Louise was using her laptop when Esther came through the hall from the kitchen where she had left the bags of shopping. She was at the top of the stairs, where it was easier to access the wireless signal. She looked down at Esther over half-moon glasses.
‘How is she?’
‘All right.’ Esther hung her jacket over the newel post. ‘Are you wearing my socks?’
Louise looked down at the red hiking socks. ‘My feet were cold.’
‘It’s May – nearly summer. You’ve gone soft, in the South.’
‘My clothes are all wrong for here. I always underestimate how cold it will be.’
‘You should have come with me.’
‘I’ll go tomorrow. Then she’ll get two visits.’
‘Mm.’
Esther went into the kitchen to unpack the shopping. A moment later she heard the thud of stockinged feet on the stairs and Louise came in.
‘I tried to work in here,’ she said, ‘but I couldn’t get online.’
‘Signal’s best upstairs or at the front of the house.’

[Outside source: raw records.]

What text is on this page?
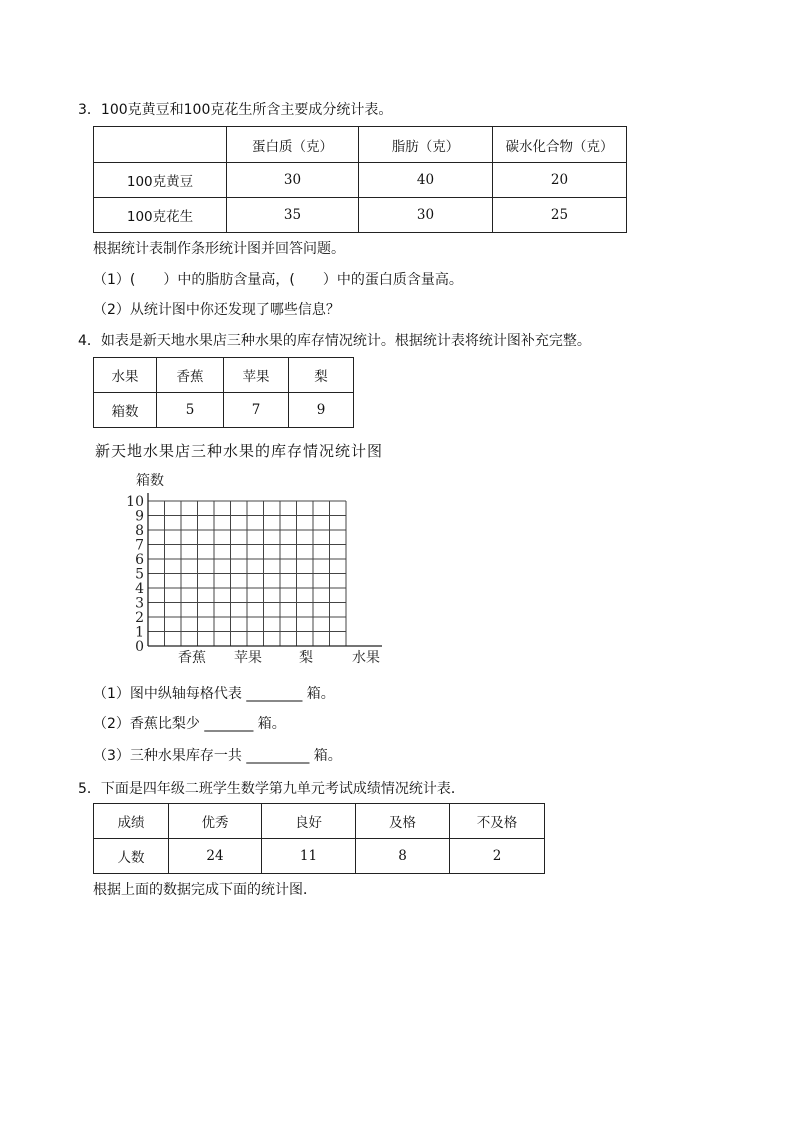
3．100克黄豆和100克花生所含主要成分统计表。
	蛋白质（克）	脂肪（克）	碳水化合物（克）
100克黄豆	30	40	20
100克花生	35	30	25
根据统计表制作条形统计图并回答问题。
（1）(　　）中的脂肪含量高，(　　）中的蛋白质含量高。
（2）从统计图中你还发现了哪些信息？
4．如表是新天地水果店三种水果的库存情况统计。根据统计表将统计图补充完整。
水果	香蕉	苹果	梨
箱数	5	7	9
新天地水果店三种水果的库存情况统计图
0
1
2
3
4
5
6
7
8
9
10
箱数
香蕉 苹果	梨	水果
（1）图中纵轴每格代表 ________ 箱。
（2）香蕉比梨少 _______ 箱。
（3）三种水果库存一共 _________ 箱。
5．下面是四年级二班学生数学第九单元考试成绩情况统计表．
成绩	优秀	良好	及格	不及格
人数	24	11	8	2
根据上面的数据完成下面的统计图．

‘So much for broadband and rural Scotland being connected to the rest of the world.’
‘Who says?’
‘Will I make coffee?’
‘I’ll have tea. Didn’t get any with Mum. They must have missed her out when they went round. She mentioned it, then seemed to forget again, but I told the girl on reception when I left.’
Louise was unpacking bags
but since she never remembered where anything was kept, dumped it all on the table. Esther, sighing, decided not to complain.

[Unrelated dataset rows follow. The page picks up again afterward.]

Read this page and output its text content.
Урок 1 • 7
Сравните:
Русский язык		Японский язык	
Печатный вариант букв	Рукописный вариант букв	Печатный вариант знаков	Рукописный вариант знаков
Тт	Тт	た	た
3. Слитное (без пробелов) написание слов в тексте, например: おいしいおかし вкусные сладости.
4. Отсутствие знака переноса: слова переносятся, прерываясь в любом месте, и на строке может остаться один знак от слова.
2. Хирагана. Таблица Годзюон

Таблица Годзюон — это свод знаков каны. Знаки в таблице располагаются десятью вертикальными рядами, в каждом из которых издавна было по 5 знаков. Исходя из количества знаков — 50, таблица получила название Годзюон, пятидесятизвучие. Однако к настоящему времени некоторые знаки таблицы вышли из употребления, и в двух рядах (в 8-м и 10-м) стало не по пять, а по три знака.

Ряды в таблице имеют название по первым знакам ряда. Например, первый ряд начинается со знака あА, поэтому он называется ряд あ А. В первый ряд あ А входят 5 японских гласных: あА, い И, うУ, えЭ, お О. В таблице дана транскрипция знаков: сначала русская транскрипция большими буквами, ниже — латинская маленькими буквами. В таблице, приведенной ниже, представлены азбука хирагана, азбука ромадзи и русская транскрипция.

‘You make tea – coffee – whatever,’ she said. ‘I’ll put the stuff away.’
Eventually they sat down on either side of the table (Louise nearest the stove) and opened a packet of chocolate biscuits.
‘You’ve still got that photo of Daniel on the dresser,’ Louise said. Scanning the familiar bits and pieces added to over the years by children bearing gifts, a precious pottery bowl or wooden carving made at school, she had snagged on the image of Daniel. She kept coming back to it, uneasily.

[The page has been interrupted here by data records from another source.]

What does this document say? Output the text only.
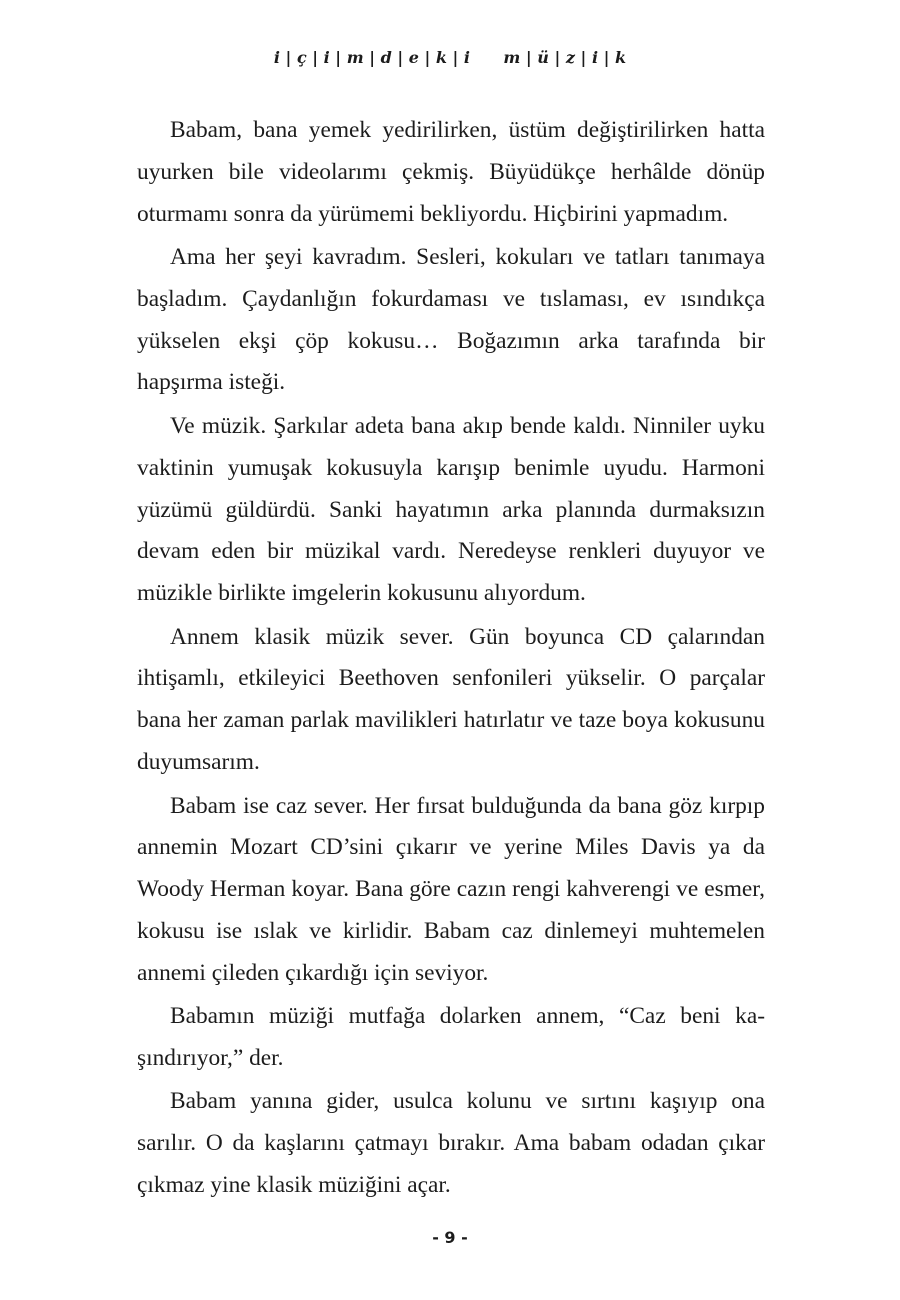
i | ç | i | m | d | e | k | i      m | ü | z | i | k

Babam, bana yemek yedirilirken, üstüm değiştirilirken hatta uyurken bile videolarımı çekmiş. Büyüdükçe herhâlde dönüp oturmamı sonra da yürümemi bekliyordu. Hiçbirini yapmadım.

Ama her şeyi kavradım. Sesleri, kokuları ve tatları tanımaya başladım. Çaydanlığın fokurdaması ve tıslaması, ev ısındıkça yükselen ekşi çöp kokusu… Boğazımın arka tarafında bir hapşırma isteği.

Ve müzik. Şarkılar adeta bana akıp bende kaldı. Ninniler uyku vaktinin yumuşak kokusuyla karışıp benimle uyudu. Harmoni yüzümü güldürdü. Sanki hayatımın arka planında durmaksızın devam eden bir müzikal vardı. Neredeyse renkleri duyuyor ve müzikle birlikte imgelerin kokusunu alıyordum.

Annem klasik müzik sever. Gün boyunca CD çalarından ihtişamlı, etkileyici Beethoven senfonileri yükselir. O parçalar bana her zaman parlak mavilikleri hatırlatır ve taze boya kokusunu duyumsarım.

Babam ise caz sever. Her fırsat bulduğunda da bana göz kırpıp annemin Mozart CD’sini çıkarır ve yerine Miles Davis ya da Woody Herman koyar. Bana göre cazın rengi kahverengi ve esmer, kokusu ise ıslak ve kirlidir. Babam caz dinlemeyi muhtemelen annemi çileden çıkardığı için seviyor.

Babamın müziği mutfağa dolarken annem, “Caz beni kaşındırıyor,” der.

Babam yanına gider, usulca kolunu ve sırtını kaşıyıp ona sarılır. O da kaşlarını çatmayı bırakır. Ama babam odadan çıkar çıkmaz yine klasik müziğini açar.

- 9 -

Esther twisted round in her chair and reaching up, caught the photograph between her fingertips. She laid it on the table between them so that Louise saw it the right way up.
‘Do you think he looks like anyone – I mean anyone now? Not Caroline.’
Louise studied it. ‘No.’
‘Sure? Not either of my boys?’
‘Your boys?’ Louise looked again. ‘I don’t think so. Why?’
‘Mum said Ross reminded her of Daniel. Had a look of him, is how she put it.’
‘When did she last see Ross?’
Esther explained.
‘That’s a good idea – taking old photos in. Have you shown her this one?’
‘It’s been up there since I found it. I thought I might, next time.’
From the top of the stairs the shrill singing of Louise’s mobile interrupted them. She got up. ‘Sorry.’
The noise stopped before Louise reached it, lying on the landing next to the laptop, but there was silence as she called back, then Esther heard her voice muttering – Hmm – sure – I don’t know – ok then . . .’ – monosyllables which could only make sense when joined to the inaudible other half of the conversation.